The Ghana Numbers Problem – Elizabeth Ohene
The Guinness Book of Records has obviously not been paying attention to Ghana.
Last week I saw a funeral announcement in the newspapers for a woman said to have died at 130 years of age. Up until this announcement, the Guinness Book of Records had listed a Japanese man as the oldest ever living human being; and he had died aged 122. There is a Mexican woman who is claiming to be 127 and is still alive, but there seems to be some difficulty about the proper documentation of her birth records.
But to think that we have had in our midst all these years a woman who has broken all these records and nobody had ever heard about her.
In this country I have heard it said that we have a school age, a work/professional age, a football age, a vanity age and a real age. This probably explains why we have such a nonchalance attitude towards the registration of births and people feel free to pick a figure, any figure from the sky and claim that as their age.
To the uninitiated, a school age would be when you find yourself in a class where you are much older than the rest of the class and you take up a false age to be able to blend in with the rest of the class. A work/professional age would be when you try to get a job that has a recruitment cut off age that is way below your age and you trim your age to fit in. For example you have to be under 25 years to be enlisted in the police service.
A football age is in a category by itself because we have become notorious about giving false ages to our footballers and when foreign clubs sign them up, they now do so on the understanding they might have to add up to four years to the stated age on his birth certificate.
A vanity age is not a particularly Ghanaian phenomenon, but what women of a certain age try to do to get around being seen as old; thus she might remain at age 28 until she turns 40 and then stay at 41 until she turns 50 and wouldn’t admit to being a day older until she turns 80. A real age is what your age really is; the problem is in this country, many people don’t seem to know or prefer to deliberately falsify their age.
Some time ago I saw a notice in the Gazette of a man who was announcing a change in his date of birth. The notice said the man, who worked with the Fire Service had been born eight years later than what was on all his official documentation. In other words, if you attended the man’s 50th birthday party last year, then this year you would be attending his 43rd birthday because his life thus far had all been a dreadful mistake. An eight-year mistake.
I have been trying to work out at which point the mistake occurred. His birth was not registered at birth. But at which age was he sent to school? Or better still, what age was given on his enrolment at school?

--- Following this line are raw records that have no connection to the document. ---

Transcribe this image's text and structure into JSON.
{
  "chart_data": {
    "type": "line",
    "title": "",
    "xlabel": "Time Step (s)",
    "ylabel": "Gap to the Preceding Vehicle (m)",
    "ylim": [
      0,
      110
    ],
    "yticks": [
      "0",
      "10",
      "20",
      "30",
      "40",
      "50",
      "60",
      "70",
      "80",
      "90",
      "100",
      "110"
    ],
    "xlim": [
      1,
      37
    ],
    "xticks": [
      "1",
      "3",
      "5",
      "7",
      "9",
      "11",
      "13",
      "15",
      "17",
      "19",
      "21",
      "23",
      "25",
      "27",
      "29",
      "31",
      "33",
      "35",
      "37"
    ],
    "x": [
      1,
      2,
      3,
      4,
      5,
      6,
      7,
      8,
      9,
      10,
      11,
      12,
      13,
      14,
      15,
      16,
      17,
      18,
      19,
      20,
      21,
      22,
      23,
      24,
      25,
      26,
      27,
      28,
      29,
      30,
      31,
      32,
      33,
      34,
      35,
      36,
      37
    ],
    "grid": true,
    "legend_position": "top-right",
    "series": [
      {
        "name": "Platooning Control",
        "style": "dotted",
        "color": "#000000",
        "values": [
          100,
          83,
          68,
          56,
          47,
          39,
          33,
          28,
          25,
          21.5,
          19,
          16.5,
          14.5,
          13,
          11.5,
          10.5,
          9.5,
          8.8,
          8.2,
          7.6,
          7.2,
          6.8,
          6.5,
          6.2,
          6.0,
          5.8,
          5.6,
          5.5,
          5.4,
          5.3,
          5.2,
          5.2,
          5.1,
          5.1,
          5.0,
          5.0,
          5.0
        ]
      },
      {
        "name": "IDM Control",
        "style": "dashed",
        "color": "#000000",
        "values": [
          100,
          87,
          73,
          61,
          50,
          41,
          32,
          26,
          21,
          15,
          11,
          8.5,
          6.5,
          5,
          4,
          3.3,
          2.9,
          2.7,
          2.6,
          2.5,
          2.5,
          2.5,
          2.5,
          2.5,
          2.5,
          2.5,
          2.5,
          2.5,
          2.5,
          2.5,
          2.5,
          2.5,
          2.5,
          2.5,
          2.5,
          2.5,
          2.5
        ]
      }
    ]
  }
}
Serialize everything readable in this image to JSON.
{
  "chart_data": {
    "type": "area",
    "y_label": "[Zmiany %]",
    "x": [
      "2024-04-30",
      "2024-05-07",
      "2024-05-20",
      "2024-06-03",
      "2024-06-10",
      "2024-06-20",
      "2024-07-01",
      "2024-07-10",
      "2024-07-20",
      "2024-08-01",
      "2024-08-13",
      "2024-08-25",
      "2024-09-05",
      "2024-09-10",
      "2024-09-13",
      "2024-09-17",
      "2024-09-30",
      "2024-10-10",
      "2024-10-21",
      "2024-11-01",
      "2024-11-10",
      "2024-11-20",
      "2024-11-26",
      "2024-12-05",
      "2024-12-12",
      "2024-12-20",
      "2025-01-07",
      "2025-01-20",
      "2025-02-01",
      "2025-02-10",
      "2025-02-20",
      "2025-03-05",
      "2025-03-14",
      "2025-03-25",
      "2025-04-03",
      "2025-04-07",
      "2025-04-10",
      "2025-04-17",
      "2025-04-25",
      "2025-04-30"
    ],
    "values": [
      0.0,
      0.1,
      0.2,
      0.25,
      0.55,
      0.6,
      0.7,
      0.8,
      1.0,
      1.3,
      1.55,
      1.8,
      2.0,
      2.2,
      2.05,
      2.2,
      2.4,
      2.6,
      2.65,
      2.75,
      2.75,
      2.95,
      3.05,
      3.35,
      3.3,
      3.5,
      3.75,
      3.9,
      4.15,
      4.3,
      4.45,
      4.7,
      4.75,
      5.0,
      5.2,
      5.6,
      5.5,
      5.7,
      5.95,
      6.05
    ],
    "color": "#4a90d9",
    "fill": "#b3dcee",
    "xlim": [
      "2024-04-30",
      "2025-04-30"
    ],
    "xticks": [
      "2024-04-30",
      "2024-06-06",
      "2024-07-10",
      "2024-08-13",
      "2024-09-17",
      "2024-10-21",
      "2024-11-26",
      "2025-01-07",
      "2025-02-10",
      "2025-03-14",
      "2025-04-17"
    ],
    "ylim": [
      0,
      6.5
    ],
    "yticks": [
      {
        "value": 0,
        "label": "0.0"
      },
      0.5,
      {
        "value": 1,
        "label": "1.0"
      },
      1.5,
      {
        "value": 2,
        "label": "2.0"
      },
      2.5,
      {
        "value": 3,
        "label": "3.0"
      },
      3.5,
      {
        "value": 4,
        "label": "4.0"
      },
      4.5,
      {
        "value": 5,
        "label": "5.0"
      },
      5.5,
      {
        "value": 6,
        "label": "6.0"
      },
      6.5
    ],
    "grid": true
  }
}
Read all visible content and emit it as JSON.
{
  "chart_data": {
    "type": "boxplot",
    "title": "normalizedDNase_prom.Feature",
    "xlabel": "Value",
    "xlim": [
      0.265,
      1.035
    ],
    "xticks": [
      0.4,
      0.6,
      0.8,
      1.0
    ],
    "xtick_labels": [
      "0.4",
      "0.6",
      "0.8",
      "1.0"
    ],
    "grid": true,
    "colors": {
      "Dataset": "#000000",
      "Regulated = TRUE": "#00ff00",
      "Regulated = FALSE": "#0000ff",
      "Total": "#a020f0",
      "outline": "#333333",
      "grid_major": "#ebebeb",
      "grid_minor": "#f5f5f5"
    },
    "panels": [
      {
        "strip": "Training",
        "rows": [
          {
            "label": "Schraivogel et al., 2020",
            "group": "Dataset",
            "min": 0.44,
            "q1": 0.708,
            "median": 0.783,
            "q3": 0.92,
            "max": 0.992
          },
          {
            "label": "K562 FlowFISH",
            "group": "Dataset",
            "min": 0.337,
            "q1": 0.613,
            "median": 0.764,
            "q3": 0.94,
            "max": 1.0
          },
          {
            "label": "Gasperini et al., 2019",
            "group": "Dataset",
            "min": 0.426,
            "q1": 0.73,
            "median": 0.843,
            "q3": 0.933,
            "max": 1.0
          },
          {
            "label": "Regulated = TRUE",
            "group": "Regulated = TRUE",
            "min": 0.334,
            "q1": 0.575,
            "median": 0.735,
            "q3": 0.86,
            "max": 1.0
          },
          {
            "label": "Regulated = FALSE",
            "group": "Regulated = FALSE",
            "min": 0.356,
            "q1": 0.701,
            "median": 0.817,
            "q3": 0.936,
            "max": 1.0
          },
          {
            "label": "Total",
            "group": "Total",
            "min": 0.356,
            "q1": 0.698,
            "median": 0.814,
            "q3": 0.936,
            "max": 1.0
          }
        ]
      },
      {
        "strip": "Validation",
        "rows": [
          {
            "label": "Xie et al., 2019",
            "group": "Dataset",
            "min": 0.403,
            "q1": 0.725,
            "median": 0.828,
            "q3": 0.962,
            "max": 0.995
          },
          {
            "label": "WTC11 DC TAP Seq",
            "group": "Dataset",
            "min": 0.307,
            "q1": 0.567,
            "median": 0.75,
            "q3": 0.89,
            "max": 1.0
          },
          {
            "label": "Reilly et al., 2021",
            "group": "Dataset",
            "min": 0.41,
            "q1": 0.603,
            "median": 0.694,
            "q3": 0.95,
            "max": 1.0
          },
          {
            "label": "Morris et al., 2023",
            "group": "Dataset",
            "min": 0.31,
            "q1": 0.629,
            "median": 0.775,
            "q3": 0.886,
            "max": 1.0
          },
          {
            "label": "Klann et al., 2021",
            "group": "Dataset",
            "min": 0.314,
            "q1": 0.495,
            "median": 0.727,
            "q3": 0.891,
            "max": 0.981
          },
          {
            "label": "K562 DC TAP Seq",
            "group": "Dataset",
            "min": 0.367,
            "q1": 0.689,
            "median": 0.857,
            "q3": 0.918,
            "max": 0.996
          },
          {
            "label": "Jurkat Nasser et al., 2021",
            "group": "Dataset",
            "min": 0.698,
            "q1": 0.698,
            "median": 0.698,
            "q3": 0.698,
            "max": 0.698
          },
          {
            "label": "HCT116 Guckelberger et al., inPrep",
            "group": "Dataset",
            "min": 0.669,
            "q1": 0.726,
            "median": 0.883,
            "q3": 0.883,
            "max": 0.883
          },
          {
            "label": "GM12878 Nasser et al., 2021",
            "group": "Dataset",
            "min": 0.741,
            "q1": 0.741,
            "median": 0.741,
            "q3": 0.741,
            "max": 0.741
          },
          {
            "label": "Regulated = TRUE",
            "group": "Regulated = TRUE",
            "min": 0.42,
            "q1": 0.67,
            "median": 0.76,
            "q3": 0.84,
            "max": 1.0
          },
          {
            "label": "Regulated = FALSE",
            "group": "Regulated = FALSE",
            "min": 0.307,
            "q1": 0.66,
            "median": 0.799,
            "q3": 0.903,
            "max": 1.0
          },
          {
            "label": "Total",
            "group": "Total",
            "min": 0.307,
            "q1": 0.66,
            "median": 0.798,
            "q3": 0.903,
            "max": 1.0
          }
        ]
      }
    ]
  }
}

It is most unlikely that some teacher would have mistakenly added eight years to the age of the six year old that came to Primary one.
I know that in times past, people you sit in the same class with would not necessarily be your age and there could be a range in age of one to eight in a class, but surely that can no longer be the case. It is when retirement is approaching that lots of people used to suddenly discover fresh evidence to show they were younger than they had been at the start of their working lives. The Head of the Civil Service tried to stop this particular scam by issuing a directive that officials could no longer change their age, but it doesn’t seem to be working.
Earlier this year I saw an advertisement in the newspaper announcing a change in the date and place of birth of a woman.
It does look like we as a people have a problem with numbers when it comes to age. Let me amend that. We have a numbers problem, period. If it suits a particular situation, we don’t hesitate to say a child is ten when he is in fact six or twelve.
We stretch this to other spheres; we interchange millions and billions with sheer abandon as though one can be used in place of the other. It shows in everything we do and say. When President Mahama became President in 2012, he was going to fix everything that was wrong by 2013; then he was going to do everything by 2014 and now I have counted 15 major different things that he is going to do by 2015 or 2016.
The Finance Minister has presented a budget to Parliament; and all government expenditures for 2015 are assumed to have been listed in this budget. If you tally up all the promises that the President and his officials keep making and which are not listed in the budget, you would have no choice but to accept that we have no respect for figures.
If somebody has died at the age of 130 years, it means that person must have been born in the year 1884. Let me take that again; for somebody to be 130 years old this year, that person must have been born in 1884.
I have toyed with contacting the Guinness Book of Records to alert them to a record here that they have missed then I hesitated. We usually do not have a lot of respect for figures but when it comes to figures in obituary notices, I have learnt that you have to take them with a generous helping of salt.
A friend of mine died last year. She had two grandchildren. When her obituary notice appeared in the newspapers, it said she had 18 grandchildren. Her family had decided two grandchildren did not befit the venerable old lady and so the figure 18 was manufactured. You take figures, official or otherwise in this country seriously at your own risk.